Ces élus sont en effet la colonne vertébrale de la République. Les élus ruraux ne comptent pas leur temps – une large majorité d’entre eux agit bénévolement – pour défendre les intérêts de leur commune et de leur territoire, là où l’État n’assume plus assez ses responsabilités territoriales. Nous avons encore récemment déploré cette situation auprès du Gouvernement, qui va tenter d’apporter des solutions. La création de maisons de services au public dans nos territoires constituera peut-être une réponse intéressante à ce problème.

Ce sont souvent les élus locaux qui répondent aux sollicitations de nos concitoyens et qui sont en première ligne en la matière. Nous nous félicitions donc de contribuer à améliorer leur représentation dans le cadre de cette proposition de loi.

Être sénateur, c’est être et rester au contact des collectivités territoriales.

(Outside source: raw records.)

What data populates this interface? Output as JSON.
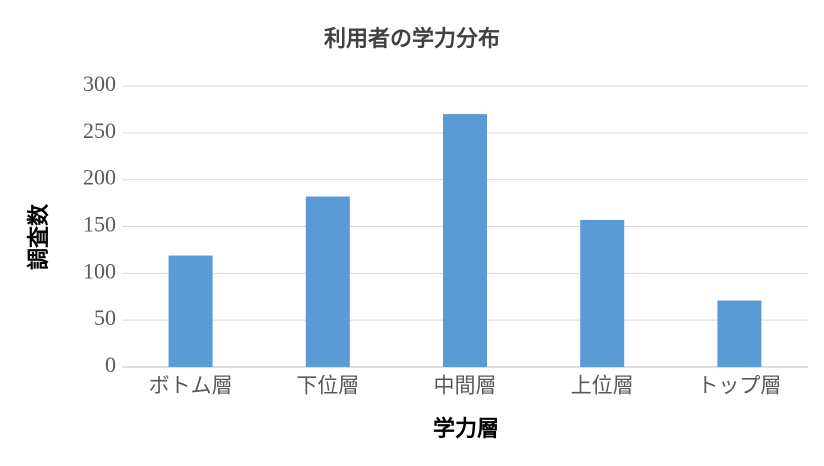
{
  "chart_data": {
    "type": "bar",
    "title": "利用者の学力分布",
    "x_label": "学力層",
    "y_label": "調査数",
    "categories": [
      "ボトム層",
      "下位層",
      "中間層",
      "上位層",
      "トップ層"
    ],
    "values": [
      119,
      182,
      270,
      157,
      71
    ],
    "color": "#5b9bd5",
    "ylim": [
      0,
      300
    ],
    "yticks": [
      0,
      50,
      100,
      150,
      200,
      250,
      300
    ],
    "grid": true
  }
}
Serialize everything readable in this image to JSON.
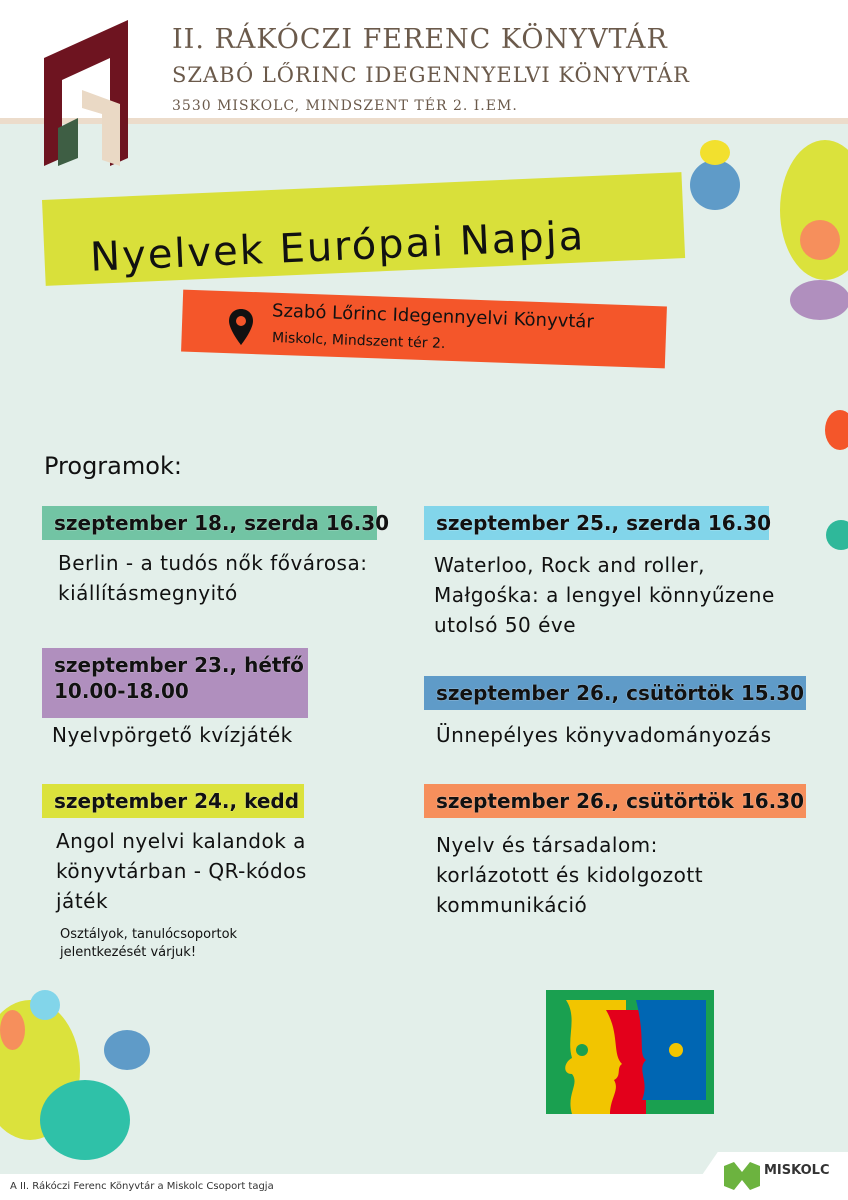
{
  "header": {
    "line1": "II. RÁKÓCZI FERENC KÖNYVTÁR",
    "line2": "SZABÓ LŐRINC IDEGENNYELVI KÖNYVTÁR",
    "line3": "3530 MISKOLC, MINDSZENT TÉR 2. I.EM."
  },
  "title": "Nyelvek Európai Napja",
  "location": {
    "icon": "map-pin-icon",
    "name": "Szabó Lőrinc Idegennyelvi Könyvtár",
    "address": "Miskolc, Mindszent tér 2."
  },
  "programs_label": "Programok:",
  "programs": [
    {
      "date": "szeptember 18., szerda 16.30",
      "desc": [
        "Berlin - a tudós nők fővárosa:",
        "kiállításmegnyitó"
      ],
      "color": "#72c4a4"
    },
    {
      "date": "szeptember 23., hétfő",
      "date2": "10.00-18.00",
      "desc": [
        "Nyelvpörgető kvízjáték"
      ],
      "color": "#b08fbe"
    },
    {
      "date": "szeptember 24., kedd",
      "desc": [
        "Angol nyelvi kalandok a",
        "könyvtárban - QR-kódos",
        "játék"
      ],
      "note": [
        "Osztályok, tanulócsoportok",
        "jelentkezését várjuk!"
      ],
      "color": "#dbe23c"
    },
    {
      "date": "szeptember 25., szerda 16.30",
      "desc": [
        "Waterloo, Rock and roller,",
        "Małgośka: a lengyel könnyűzene",
        "utolsó 50 éve"
      ],
      "color": "#82d5ea"
    },
    {
      "date": "szeptember 26., csütörtök 15.30",
      "desc": [
        "Ünnepélyes könyvadományozás"
      ],
      "color": "#5f9bc8"
    },
    {
      "date": "szeptember 26., csütörtök 16.30",
      "desc": [
        "Nyelv és társadalom:",
        "korlázotott és kidolgozott",
        "kommunikáció"
      ],
      "color": "#f68f5c"
    }
  ],
  "footer": {
    "text": "A II. Rákóczi Ferenc Könyvtár a Miskolc Csoport tagja",
    "brand": "MISKOLC"
  }
}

Cela permet de détecter, ce qu’a fait Alain Marc avec talent, les difficultés qui peuvent survenir entre un conseil municipal et un conseil communautaire. En l’occurrence, ce texte est la bonne réponse, ce que chacun d’entre vous a dit à sa manière, mes chers collègues.

Nous avons su proposer aux territoires une solution leur permettant de retisser les liens utiles à la cohérence de leur travail. Ces mesures de synergie seront applicables aux communes de moins de 1 000 habitants qui – le saviez-vous ? – représentent 72 % de l’ensemble des communes.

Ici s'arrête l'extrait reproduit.